Una goma de mierda me echó de la cama a media mañana y el recepcionista, que ahora sí estaba, me insultó y me dijo que estaba loco.

—¡Aquí no somos unos ladrones, señor –repitió mientras tomaba el teléfono y discaba histriónico el número de la Guardia Civil. Pero yo no quería más problemas. Colgué yo mismo el teléfono y le pedí que buscara en los otros cuartos.

—Aquí to’mundo es honrao.
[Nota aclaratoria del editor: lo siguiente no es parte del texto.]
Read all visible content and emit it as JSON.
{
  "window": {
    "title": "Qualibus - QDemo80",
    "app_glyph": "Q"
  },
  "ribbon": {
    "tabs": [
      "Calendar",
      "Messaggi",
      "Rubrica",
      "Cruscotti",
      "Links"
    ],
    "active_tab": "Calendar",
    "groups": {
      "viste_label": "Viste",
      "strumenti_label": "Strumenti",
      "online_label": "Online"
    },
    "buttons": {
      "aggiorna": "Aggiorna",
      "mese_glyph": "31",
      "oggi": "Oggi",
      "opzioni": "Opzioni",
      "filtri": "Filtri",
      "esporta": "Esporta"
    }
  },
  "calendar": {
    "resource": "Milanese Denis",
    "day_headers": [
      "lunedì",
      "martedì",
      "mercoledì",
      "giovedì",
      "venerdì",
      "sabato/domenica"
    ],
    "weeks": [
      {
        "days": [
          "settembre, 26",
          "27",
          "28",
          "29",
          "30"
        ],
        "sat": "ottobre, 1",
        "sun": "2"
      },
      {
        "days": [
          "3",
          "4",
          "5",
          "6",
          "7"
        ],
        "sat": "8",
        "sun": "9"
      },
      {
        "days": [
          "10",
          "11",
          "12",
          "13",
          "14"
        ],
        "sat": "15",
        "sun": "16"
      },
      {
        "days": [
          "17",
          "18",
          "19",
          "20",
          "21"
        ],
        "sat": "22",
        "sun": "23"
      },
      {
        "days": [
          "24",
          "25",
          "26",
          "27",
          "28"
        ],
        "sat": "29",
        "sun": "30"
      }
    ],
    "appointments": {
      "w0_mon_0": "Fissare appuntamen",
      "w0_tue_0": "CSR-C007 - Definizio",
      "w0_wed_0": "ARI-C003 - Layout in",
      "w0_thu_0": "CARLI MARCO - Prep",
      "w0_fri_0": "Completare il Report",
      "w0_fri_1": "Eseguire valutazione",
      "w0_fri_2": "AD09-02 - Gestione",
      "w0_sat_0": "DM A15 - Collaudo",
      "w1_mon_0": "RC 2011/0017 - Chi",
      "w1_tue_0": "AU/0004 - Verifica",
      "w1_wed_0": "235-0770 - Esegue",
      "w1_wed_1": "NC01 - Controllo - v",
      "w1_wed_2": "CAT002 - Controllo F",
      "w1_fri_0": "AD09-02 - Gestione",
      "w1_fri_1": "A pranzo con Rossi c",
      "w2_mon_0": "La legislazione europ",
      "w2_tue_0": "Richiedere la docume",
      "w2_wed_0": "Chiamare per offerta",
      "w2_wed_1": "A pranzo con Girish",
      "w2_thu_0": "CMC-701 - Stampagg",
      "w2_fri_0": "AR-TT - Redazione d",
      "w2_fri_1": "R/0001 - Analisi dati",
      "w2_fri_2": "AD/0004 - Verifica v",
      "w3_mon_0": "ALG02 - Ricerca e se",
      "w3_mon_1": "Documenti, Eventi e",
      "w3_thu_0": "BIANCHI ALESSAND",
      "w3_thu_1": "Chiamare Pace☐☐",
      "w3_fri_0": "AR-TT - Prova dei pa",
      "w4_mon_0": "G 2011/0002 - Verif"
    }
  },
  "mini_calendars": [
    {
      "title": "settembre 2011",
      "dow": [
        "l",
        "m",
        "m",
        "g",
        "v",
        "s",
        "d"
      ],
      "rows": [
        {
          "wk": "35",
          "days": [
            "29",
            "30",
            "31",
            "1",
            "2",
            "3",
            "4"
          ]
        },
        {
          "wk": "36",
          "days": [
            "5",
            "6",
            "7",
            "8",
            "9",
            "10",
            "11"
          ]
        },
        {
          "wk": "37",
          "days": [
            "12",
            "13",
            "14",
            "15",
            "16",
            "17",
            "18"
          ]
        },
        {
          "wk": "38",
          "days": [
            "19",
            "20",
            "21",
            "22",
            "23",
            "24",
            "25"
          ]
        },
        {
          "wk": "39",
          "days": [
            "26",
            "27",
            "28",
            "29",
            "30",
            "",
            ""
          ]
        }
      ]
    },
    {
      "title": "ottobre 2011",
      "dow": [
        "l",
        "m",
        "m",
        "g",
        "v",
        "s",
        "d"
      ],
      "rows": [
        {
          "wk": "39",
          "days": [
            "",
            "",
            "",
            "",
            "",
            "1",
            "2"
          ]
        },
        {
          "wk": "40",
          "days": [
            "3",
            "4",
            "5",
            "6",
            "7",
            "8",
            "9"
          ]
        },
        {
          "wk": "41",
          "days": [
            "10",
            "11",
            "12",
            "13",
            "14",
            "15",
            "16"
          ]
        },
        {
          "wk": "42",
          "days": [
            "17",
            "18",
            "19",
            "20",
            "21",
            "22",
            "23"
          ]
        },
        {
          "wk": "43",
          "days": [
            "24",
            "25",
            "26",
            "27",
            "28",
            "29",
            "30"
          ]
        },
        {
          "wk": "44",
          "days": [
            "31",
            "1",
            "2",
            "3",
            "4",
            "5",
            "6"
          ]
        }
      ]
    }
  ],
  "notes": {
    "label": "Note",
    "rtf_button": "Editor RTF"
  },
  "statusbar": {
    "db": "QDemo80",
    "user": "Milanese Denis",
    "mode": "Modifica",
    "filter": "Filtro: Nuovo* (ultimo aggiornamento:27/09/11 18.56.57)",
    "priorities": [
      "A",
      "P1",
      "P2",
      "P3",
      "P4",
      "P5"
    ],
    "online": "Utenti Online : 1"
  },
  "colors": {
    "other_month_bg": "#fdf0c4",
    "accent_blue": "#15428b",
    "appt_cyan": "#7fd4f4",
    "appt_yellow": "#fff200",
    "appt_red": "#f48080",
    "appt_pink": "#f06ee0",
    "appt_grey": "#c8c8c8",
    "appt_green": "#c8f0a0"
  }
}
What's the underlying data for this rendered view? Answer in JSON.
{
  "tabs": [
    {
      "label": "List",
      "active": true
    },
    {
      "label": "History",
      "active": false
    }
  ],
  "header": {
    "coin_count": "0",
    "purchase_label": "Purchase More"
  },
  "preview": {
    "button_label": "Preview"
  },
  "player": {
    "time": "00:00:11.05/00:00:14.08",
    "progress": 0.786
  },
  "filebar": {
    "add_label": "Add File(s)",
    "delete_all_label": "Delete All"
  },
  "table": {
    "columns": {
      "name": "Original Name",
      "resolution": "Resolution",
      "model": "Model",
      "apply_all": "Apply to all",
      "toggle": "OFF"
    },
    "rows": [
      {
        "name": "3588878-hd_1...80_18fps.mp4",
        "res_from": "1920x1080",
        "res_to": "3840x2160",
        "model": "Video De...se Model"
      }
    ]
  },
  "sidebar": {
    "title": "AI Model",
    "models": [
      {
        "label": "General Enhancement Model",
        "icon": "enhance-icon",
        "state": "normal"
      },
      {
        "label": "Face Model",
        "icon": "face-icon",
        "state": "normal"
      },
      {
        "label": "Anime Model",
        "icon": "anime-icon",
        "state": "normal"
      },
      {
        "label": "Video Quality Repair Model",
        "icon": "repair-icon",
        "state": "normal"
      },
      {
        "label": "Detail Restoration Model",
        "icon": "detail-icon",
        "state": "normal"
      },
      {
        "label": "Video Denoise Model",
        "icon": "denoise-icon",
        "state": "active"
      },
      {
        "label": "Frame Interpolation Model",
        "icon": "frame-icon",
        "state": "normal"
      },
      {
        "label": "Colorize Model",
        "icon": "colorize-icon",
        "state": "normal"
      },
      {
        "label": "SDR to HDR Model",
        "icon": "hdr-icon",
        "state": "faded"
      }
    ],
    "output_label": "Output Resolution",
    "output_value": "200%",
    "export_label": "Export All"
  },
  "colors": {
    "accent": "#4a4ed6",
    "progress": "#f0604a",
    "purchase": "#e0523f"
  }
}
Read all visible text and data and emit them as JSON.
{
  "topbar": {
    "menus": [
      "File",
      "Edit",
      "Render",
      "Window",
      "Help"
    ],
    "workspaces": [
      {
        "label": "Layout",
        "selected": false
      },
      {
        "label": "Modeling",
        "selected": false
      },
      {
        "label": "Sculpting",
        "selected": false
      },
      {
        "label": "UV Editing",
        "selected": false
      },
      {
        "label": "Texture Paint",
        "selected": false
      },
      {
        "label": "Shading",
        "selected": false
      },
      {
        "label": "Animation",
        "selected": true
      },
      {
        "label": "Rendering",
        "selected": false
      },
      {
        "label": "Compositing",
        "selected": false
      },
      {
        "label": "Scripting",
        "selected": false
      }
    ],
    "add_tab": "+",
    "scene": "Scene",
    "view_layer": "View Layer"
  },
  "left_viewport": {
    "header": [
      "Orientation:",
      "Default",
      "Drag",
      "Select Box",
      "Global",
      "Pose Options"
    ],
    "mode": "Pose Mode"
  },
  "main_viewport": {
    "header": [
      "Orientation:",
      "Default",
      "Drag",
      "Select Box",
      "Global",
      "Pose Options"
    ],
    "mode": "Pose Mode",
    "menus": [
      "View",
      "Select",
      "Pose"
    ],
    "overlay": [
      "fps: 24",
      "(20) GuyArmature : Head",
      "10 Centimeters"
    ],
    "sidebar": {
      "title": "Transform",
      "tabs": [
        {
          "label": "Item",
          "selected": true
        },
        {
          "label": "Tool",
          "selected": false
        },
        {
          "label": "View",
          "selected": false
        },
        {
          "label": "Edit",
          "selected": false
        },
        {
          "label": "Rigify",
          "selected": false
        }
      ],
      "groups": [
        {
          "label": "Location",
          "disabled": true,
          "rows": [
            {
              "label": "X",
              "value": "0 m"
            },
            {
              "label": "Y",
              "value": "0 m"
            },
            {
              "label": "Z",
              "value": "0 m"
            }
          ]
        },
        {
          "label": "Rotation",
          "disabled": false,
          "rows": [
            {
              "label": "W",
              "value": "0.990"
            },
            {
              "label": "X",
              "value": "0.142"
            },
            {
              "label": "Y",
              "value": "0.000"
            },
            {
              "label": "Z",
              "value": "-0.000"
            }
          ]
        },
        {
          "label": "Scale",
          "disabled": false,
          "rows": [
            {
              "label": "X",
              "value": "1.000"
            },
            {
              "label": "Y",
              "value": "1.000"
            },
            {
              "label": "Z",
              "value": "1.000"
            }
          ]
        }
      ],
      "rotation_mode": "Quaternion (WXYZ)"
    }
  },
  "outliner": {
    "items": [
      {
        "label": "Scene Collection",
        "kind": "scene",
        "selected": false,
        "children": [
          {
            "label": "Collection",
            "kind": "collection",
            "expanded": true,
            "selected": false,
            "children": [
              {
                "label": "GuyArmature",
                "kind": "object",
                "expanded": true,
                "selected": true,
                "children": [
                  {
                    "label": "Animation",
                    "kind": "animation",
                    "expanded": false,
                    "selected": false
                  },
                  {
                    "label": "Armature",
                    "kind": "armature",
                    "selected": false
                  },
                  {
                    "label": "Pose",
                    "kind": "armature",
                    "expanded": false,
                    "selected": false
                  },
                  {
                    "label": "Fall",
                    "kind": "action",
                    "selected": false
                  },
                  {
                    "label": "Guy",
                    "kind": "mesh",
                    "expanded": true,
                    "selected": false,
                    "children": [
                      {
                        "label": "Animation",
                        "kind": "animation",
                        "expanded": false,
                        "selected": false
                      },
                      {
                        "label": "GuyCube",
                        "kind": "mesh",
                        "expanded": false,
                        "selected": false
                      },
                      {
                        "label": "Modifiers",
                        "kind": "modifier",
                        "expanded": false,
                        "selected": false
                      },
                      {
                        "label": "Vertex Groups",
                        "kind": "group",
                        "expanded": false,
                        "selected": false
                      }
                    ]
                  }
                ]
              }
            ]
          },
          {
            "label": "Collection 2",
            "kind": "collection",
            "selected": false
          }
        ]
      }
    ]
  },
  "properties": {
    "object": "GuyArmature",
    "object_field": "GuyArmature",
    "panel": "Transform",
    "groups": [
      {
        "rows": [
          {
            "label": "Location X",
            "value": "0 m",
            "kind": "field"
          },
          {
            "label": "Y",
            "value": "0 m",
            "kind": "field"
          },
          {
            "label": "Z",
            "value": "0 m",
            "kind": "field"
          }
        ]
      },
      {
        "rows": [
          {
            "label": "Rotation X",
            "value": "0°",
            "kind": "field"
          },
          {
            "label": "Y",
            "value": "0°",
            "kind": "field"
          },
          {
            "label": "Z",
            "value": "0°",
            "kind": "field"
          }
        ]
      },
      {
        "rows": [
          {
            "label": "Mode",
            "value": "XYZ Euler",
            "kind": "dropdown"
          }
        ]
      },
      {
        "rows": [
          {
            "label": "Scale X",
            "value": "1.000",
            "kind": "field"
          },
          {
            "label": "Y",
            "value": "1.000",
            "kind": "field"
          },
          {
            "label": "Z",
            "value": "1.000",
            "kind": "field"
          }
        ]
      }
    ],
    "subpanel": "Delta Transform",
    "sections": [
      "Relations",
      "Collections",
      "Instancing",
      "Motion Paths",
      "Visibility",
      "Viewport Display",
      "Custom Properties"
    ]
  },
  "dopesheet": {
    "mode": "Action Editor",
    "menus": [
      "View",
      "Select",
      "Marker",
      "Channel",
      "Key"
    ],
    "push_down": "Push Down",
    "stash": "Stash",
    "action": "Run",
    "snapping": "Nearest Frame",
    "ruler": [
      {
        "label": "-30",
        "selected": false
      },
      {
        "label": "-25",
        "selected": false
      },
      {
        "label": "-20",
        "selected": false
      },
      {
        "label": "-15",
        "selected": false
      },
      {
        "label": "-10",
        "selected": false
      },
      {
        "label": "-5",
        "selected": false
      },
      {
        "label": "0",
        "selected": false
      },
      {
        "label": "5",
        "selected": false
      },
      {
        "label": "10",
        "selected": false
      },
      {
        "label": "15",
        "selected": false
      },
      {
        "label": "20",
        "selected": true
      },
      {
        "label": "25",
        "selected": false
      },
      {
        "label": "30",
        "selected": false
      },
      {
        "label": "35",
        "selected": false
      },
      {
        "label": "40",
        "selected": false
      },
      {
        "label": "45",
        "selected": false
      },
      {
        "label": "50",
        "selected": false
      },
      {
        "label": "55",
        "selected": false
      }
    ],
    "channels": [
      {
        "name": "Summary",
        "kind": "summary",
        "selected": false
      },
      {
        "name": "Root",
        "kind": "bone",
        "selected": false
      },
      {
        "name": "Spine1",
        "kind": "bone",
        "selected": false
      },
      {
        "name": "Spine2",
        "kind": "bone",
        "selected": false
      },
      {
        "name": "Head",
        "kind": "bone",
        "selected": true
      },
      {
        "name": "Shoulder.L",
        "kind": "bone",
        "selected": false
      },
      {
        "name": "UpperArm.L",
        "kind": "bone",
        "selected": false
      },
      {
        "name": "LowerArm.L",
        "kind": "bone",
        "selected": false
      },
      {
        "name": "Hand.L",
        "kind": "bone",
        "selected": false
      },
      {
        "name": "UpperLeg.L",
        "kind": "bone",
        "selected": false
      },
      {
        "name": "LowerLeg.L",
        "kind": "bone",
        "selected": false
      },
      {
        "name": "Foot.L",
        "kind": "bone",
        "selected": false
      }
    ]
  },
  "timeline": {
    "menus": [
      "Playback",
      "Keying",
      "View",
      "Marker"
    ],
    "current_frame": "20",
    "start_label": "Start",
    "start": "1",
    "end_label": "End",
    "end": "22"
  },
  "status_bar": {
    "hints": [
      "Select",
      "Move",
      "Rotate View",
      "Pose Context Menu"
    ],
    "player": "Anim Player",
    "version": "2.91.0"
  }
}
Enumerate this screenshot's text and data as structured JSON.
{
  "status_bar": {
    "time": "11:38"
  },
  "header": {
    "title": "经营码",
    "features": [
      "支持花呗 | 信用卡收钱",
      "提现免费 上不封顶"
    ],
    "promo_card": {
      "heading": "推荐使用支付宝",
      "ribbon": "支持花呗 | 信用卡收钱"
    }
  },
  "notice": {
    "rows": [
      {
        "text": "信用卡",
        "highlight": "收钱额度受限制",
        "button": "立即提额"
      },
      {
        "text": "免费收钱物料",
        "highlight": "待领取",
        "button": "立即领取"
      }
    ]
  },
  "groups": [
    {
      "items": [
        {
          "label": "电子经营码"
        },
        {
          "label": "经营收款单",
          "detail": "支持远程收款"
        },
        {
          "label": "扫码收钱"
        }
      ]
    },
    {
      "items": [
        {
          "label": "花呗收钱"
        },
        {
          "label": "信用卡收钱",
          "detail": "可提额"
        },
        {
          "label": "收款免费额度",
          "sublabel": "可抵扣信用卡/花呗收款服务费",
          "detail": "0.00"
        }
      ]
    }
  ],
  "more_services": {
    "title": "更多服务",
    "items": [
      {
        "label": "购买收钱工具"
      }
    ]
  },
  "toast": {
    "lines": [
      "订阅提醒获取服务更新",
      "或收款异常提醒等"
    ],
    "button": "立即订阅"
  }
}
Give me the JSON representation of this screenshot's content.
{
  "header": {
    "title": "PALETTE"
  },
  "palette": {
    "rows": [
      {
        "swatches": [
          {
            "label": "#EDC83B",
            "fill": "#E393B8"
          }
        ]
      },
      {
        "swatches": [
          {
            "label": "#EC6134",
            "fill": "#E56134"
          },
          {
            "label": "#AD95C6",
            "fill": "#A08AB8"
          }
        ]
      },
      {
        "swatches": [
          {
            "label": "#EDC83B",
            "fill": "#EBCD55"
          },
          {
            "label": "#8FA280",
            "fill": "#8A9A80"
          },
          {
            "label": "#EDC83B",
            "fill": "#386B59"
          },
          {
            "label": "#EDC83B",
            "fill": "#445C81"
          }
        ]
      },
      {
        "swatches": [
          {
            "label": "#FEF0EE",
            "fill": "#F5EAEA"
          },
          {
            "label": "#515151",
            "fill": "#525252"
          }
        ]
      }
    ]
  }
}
Aquí nadie se roba un cinco, mista –volvió a decirme sin oír lo que yo decía.

—¡Quiero que busquen, que busquen bien! ¿Me entiende?

Y debí haber agregado: “negro de mierda”, pero no dije una palabra.

Días después ocurrió lo mismo con el automóvil. Había desaparecido del estacionamiento. El responsable se limitó a decirme que ellos no se hacían responsables por “carros abandonados” y me entregó un papelito con el número telefónico de una de las principales pandillas de robacarros de San José.

—Idiay, ¿quién quita un quite? De pronto se lo consiguen y se lo tiran por menos de 2000 dólares –me dijo un hombre joven, sonriente y jovial. ¿Se burlaba de mí o realmente pretendía ser amable? Luego se disculpó por no poder hacer más. Pero otro agregó con tono severo:

—Llame hoy, don. Mañana ese jeepcillo está en Panamá con placa nueva.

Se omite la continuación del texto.